"La rupture est consommée" entre le Rewmi et Bennoo Bokk Yaakaar


"La rupture est consommée" entre le Rewmi et Bennoo Bokk Yaakaar
La rupture entre le parti Rewmi de l'ancien Premier ministre Idrissa Seck et la coalition Bennoo Bokk Yaakaar (BBY) et l'un des principaux sujets commentés par les quotidiens reçus jeudi à l'APS, à côté du dossier judiciaire de Karim Wade devant la Cour de répression de l'enrichissement illicite (CREI). "La rupture est consommée" entre le Rewmi et Bennoo Bokk Yaakaar, la coalition regroupant les partis de la majorité présidentielle, signale Sud Quotidien, qui estime que l'ancien Premier ministre d'Abdoulaye Wade "accélère son opération rédemption".

Ainsi, "en consommant la rupture avec BBY lors de la réunion de son secrétariat permanent qui s'est tenu hier mercredi 11 septembre, Rewmi d'Idrissa Seck se situe désormais clairement dans le camp de l'opposition", note ce journal, avant d'ajouter que la situation "augure ainsi de farouches batailles de positionnement à quelques mois des élections locales et à moins de 4 ans de la présidentielle (…)".

Pour Walfadjri, "la guerre totale" est déclenchée entre Macky Sall et Idrissa Seck, tandis que Grand-Place souligne que le maire de Thiès "quitte la mouvance présidentielle pour se positionner en leader de l'opposition en vue de la présidentielle de 2017 (…)".

Selon La Tribune, Idrissa Seck "quitte Benoo et devient opposant N°1" au régime du président Macky Sall. "Idy signe les papiers du divorce" avec la coalition présidentielle et "entame sa longue marche vers la présidentielle de 2017", renchérit Le Populaire.
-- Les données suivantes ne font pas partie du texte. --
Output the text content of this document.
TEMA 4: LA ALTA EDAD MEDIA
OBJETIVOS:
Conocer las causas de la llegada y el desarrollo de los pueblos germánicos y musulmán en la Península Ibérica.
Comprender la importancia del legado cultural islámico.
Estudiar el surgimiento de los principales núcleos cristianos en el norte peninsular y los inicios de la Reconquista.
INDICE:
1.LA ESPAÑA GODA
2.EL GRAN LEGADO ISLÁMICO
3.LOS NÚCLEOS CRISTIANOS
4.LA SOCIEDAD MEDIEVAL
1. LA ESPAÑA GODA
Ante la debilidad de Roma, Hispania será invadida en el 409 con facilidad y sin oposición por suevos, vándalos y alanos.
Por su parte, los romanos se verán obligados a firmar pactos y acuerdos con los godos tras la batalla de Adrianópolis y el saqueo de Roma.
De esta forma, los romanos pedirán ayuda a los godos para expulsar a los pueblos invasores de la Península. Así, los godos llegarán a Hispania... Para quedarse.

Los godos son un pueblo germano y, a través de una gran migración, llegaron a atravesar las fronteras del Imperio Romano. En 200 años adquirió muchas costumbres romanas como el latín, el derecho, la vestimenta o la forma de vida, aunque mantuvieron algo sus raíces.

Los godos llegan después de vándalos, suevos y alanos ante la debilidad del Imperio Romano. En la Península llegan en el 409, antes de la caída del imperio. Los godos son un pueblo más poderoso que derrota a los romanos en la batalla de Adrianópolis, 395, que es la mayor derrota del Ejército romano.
Mais, ajoute le même quotidien, "Macky lui prépare un +sall+ coup" en manœuvrant chez les députés Rewmi pour l'empêcher de disposer d'un groupe parlementaire à l'Assemblée nationale.

Pour le quotidien Enquête, le maire de Thiès "(fait) cap sur 2017". Suivant cette perspective, le journal s'attache à mesurer les "atouts et faiblesses d'une ambition".

"En route pour la présidentielle de 2017, écrit Enquête, l'ancien Premier ministre joue depuis hier (mercredi) une carte essentielle de sa carrière politique qui a souvent fléchi à cause de calculs malheureux".

"Sa rupture avec Macky Sall intervient à un moment favorable, au lendemain d'un remanient imposé par les difficultés du gouvernement dans plusieurs domaines", analyse le journal.

Aussi, Enquête voit-il dans cette rupture "une formidable bouffée d'oxygène qui vient d'être offerte à la démocratie sénégalaise en état de captivité depuis mars 2012".

L'Observateur note aussi que "Idy sort du Macky", mais fait un focus sur "les chiffres du nouveau dossier de Karim Wade", résultat des commissions rogatoires envoyées à Monaco par la Cour de répression de l'enrichissement illicite (CREI). "Sur 150 banques saisies, détaille le quotidien du Groupe Futurs Médias, une seule connait Karim ; 1,3 milliard de francs CFA retrouvé dans son compte à Monaco".

Sur le même sujet, Le Quotidien renseigne que "de nouvelles procédures alourdissent le dossier du fils de l'ex-chef de l'Etat", l'un des principaux dignitaires de l'ancien régime visé par la traque des biens présumés mal acquis. Karim Wade est inculpé depuis avril dernier pour enrichissement illicite présumé dont le montant est évalué à près de 700 milliards de francs CFA.

"Karim (va) vers le fond du trou", croit savoir Le Quotidien. Ce journal fait état de "deux nouveaux mandats de dépôt (qui) planent sur la tête de Karim Wade qui devrait recevoir, ce vendredi, une nouvelle mise en demeure du procureur spécial près la Cour de répression de l'enrichissement illicite (CREI)".

"Par ailleurs, ajoute la même publication, une autre procédure est en gestation au Tribunal régional de Dakar où Karim Wade devra répondre des délits supposés de détournement de deniers publics dans la gestion de l'ANOCI".